To był dziwny półfinał. Do przerwy słaby, nudny, wręcz niegodny tego poziomu rozgrywek. Z dramatycznym brakiem klarownych sytuacji i zaledwie jednym celnym strzałem na bramkę rywali. Postarał się o to Gareth Bale, aktywny jak od początku mistrzostw, ale tym razem bez błysku, który pozwoliłby jego drużynie na dokonanie jeszcze bardziej historycznego wyczynu. To był jedyny raz, kiedy Walia nie potrafiła strzelić gola na tych mistrzostwach. Nieobecność Aarona Ramseya, zawieszonego za kartki, była aż nadto widoczna. Bale’owi brakowało wsparcia przy kreowaniu akcji, kogoś, kto jednym niekonwencjonalnym zagraniem mógłby zaskoczyć obronę Portugalczyków.
Cristiano Ronaldo w historii mistrzostw Europy zdobył 9 goli i wraz z Michaelem Platinim jest najlepszym strzelcem tych rozgrywek
A ta, mimo absencji kontuzjowanego Pepe, przebudowywana nieustannie przez Fernando Santosa, spisywała się bez zarzutu. Dość powiedzieć, że doświadczony Bruno Alves, którego selekcjoner wystawił w miejsce gracza Realu, to ostatni zawodnik z pola, który zagrał na tych mistrzostwach w zespole Portugalii. Tym samym trudno zaprzeczyć zaklęciom powtarzanym bez przerwy przez trenera, że wygrała przede wszystkim drużyna. Niby prawda, a jednak po takim wieczorze jak w Lyonie trudno przyjąć to normalnie.
Zwycięzców nikt nie będzie sądził, więc gwizdy, które towarzyszyły Ronaldo i jego kolegom przy zejściu do szatni zostały zapomniane niemal tak szybko jak się pojawiły. Nikt też nie będzie pamiętał, że lider Portugalczyków znowu bezradnie rozkładał ręce, blokowany przez walijskich obrońców. Dlatego że w najważniejszym momencie, gdy zespół potrzebował jego błysku geniuszu, po raz kolejny stanął na wysokości zadania. Tylko wielcy piłkarze to potrafią.

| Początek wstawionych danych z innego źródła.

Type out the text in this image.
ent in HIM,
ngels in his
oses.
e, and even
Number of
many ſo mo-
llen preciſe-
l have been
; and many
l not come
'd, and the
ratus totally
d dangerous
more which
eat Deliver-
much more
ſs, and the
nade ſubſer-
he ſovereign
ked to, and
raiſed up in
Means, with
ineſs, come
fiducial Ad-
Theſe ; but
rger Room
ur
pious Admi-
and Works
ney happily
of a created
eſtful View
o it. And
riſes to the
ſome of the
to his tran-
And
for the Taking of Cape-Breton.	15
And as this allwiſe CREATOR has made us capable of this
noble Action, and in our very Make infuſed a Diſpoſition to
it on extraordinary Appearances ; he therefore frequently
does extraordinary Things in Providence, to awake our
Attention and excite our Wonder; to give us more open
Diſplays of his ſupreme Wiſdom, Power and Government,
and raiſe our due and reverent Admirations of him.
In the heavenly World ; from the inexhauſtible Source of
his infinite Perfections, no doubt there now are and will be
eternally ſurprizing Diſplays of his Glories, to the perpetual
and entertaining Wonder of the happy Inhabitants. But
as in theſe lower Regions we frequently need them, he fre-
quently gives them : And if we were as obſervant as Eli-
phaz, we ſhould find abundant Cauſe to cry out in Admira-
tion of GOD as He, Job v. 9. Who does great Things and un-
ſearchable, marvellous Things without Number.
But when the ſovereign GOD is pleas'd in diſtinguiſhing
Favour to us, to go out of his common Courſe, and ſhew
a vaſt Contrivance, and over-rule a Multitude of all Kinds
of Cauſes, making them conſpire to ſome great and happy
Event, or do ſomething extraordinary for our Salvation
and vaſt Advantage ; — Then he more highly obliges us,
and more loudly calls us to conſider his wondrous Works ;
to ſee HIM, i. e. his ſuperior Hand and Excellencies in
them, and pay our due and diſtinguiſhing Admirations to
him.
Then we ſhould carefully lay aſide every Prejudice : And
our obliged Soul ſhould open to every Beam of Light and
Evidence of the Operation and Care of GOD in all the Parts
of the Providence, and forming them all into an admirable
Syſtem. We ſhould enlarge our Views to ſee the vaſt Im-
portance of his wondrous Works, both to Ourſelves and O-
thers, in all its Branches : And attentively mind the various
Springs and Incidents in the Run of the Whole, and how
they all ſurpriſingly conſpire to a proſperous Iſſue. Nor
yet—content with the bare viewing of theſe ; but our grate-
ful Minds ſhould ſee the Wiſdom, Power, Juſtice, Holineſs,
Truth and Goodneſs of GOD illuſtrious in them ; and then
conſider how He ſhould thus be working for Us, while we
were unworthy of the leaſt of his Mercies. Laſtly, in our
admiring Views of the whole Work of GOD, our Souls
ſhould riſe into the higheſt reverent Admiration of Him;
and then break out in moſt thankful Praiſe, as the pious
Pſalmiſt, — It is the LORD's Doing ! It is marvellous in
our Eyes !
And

Ronaldo nie odciśnie już pewnie takiego piętna na turnieju Euro jak w zrobił to Michel Platini w 1984 roku, zdobywając puchar niemal w pojedynkę. Ale Portugalczyk wyrównał właśnie rekord Francuza strzelonych goli w historii mistrzostw Europy. Obaj mają po dziewięć trafień. - Rekord Platiniego? To miłe, że go wyrównałem. Pobiłem dotychczas już wiele rekordów, ale najważniejsze jest to, że wygraliśmy mecz i zagramy w finale – powiedział kapitan Portugalczyków, wybrany piłkarzem meczu. Czyli co, jednak drużyna najważniejsza?